Hey, I am considering some wintertime experiments with very small scale
Kratky hydroponics -- we are talking on the scale of a few quart jars with pots in the necks. For those who don't know, "Kratky" refers to the method that requires no moving parts (
water or air pumps) because the
root growth and declining water level in the container balance to allow sufficient aeration to the
roots of the plant, eliminating the need to circulate and/or bubble the water.
The downside with hydroponics in general is that the "nutrients" used tend to be pretty unsustainable chemicals by
permie standards. It's not clear to me that this is necessary but the mindset among hydroponics fans is very data-driven: lots of testing, lots of neepery about min-maxing nutrient suites in pursuit of perfect efficiency. Working with lab-style chemicals is the usual result. And, at least as packaged up for sale to the small-scale hydroponics community, these are quite expensive as well as being things many permies don't want to eat.
But like I said, it's not clear this is the
only way to do it. A good
compost tea, suitably diluted, would probably work. But getting that scaled to quart jar volumes and having any meaningful idea of "proper" dilution? It's not inherently obvious how to do that.
The internet is not hugely helpful. The min-maxing frustrated home chemists tend to occupy the search space. There are hints of home gardeners "winging it" with organic nutrient recipes, but not much firm information. Somebody was stirring up spoonsful of brewers yeast with various nitrogen sources, for example.
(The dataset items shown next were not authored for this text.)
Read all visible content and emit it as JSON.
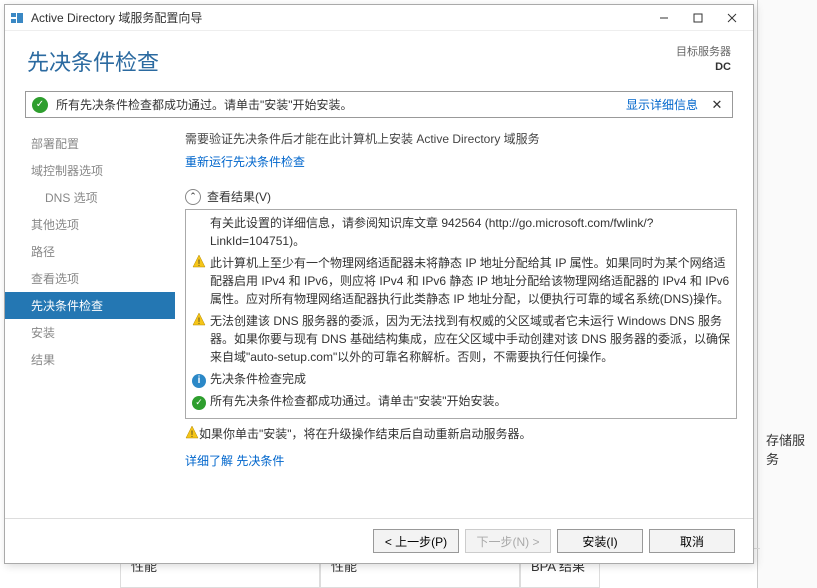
{
  "titlebar": {
    "title": "Active Directory 域服务配置向导"
  },
  "header": {
    "title": "先决条件检查",
    "target_label": "目标服务器",
    "target_server": "DC"
  },
  "notice": {
    "text": "所有先决条件检查都成功通过。请单击\"安装\"开始安装。",
    "link": "显示详细信息"
  },
  "sidebar": {
    "items": [
      {
        "label": "部署配置",
        "active": false,
        "indent": false
      },
      {
        "label": "域控制器选项",
        "active": false,
        "indent": false
      },
      {
        "label": "DNS 选项",
        "active": false,
        "indent": true
      },
      {
        "label": "其他选项",
        "active": false,
        "indent": false
      },
      {
        "label": "路径",
        "active": false,
        "indent": false
      },
      {
        "label": "查看选项",
        "active": false,
        "indent": false
      },
      {
        "label": "先决条件检查",
        "active": true,
        "indent": false
      },
      {
        "label": "安装",
        "active": false,
        "indent": false
      },
      {
        "label": "结果",
        "active": false,
        "indent": false
      }
    ]
  },
  "main": {
    "intro": "需要验证先决条件后才能在此计算机上安装 Active Directory 域服务",
    "rerun": "重新运行先决条件检查",
    "results_head": "查看结果(V)",
    "results": [
      {
        "icon": "none",
        "text": "有关此设置的详细信息，请参阅知识库文章 942564 (http://go.microsoft.com/fwlink/?LinkId=104751)。"
      },
      {
        "icon": "warn",
        "text": "此计算机上至少有一个物理网络适配器未将静态 IP 地址分配给其 IP 属性。如果同时为某个网络适配器启用 IPv4 和 IPv6，则应将 IPv4 和 IPv6 静态 IP 地址分配给该物理网络适配器的 IPv4 和 IPv6 属性。应对所有物理网络适配器执行此类静态 IP 地址分配，以便执行可靠的域名系统(DNS)操作。"
      },
      {
        "icon": "warn",
        "text": "无法创建该 DNS 服务器的委派，因为无法找到有权威的父区域或者它未运行 Windows DNS 服务器。如果你要与现有 DNS 基础结构集成，应在父区域中手动创建对该 DNS 服务器的委派，以确保来自域\"auto-setup.com\"以外的可靠名称解析。否则，不需要执行任何操作。"
      },
      {
        "icon": "info",
        "text": "先决条件检查完成"
      },
      {
        "icon": "ok",
        "text": "所有先决条件检查都成功通过。请单击\"安装\"开始安装。"
      }
    ],
    "warnline": "如果你单击\"安装\"，将在升级操作结束后自动重新启动服务器。",
    "learn_prefix": "详细了解 ",
    "learn_link": "先决条件"
  },
  "footer": {
    "prev": "< 上一步(P)",
    "next": "下一步(N) >",
    "install": "安装(I)",
    "cancel": "取消"
  },
  "bg": {
    "stub": "存储服务",
    "cell1": "性能",
    "cell2": "性能",
    "cell3": "BPA 结果"
  }
}
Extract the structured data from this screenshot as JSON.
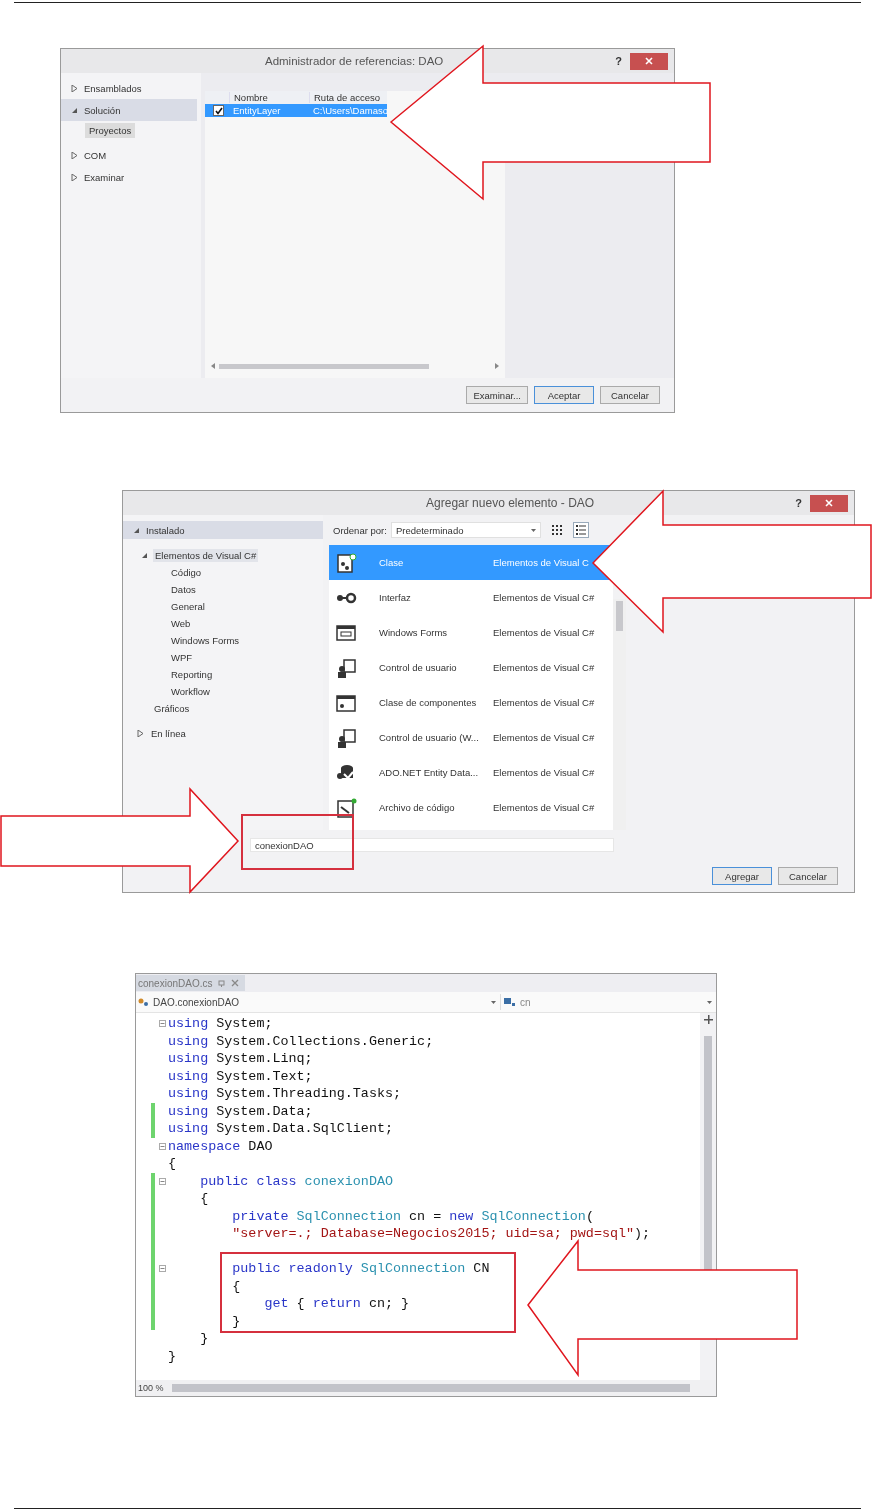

I'm not a data guy. I'm not rules driven. I don't spend a lot of time taking careful measurements of things. I'm looking for repeatable "good enough" recipes: "a pinch of this, a
spoon of that, a handful of the other, soak in a gallon of water, boom!" Maybe it's not possible. Maybe the whole notion is too fragile without precise finicky titrations of manufactured powders of known purity. In which case, I'm not interested. But I don't really believe that. Nature's usually not that fussy.
So, what have you tried? What worked?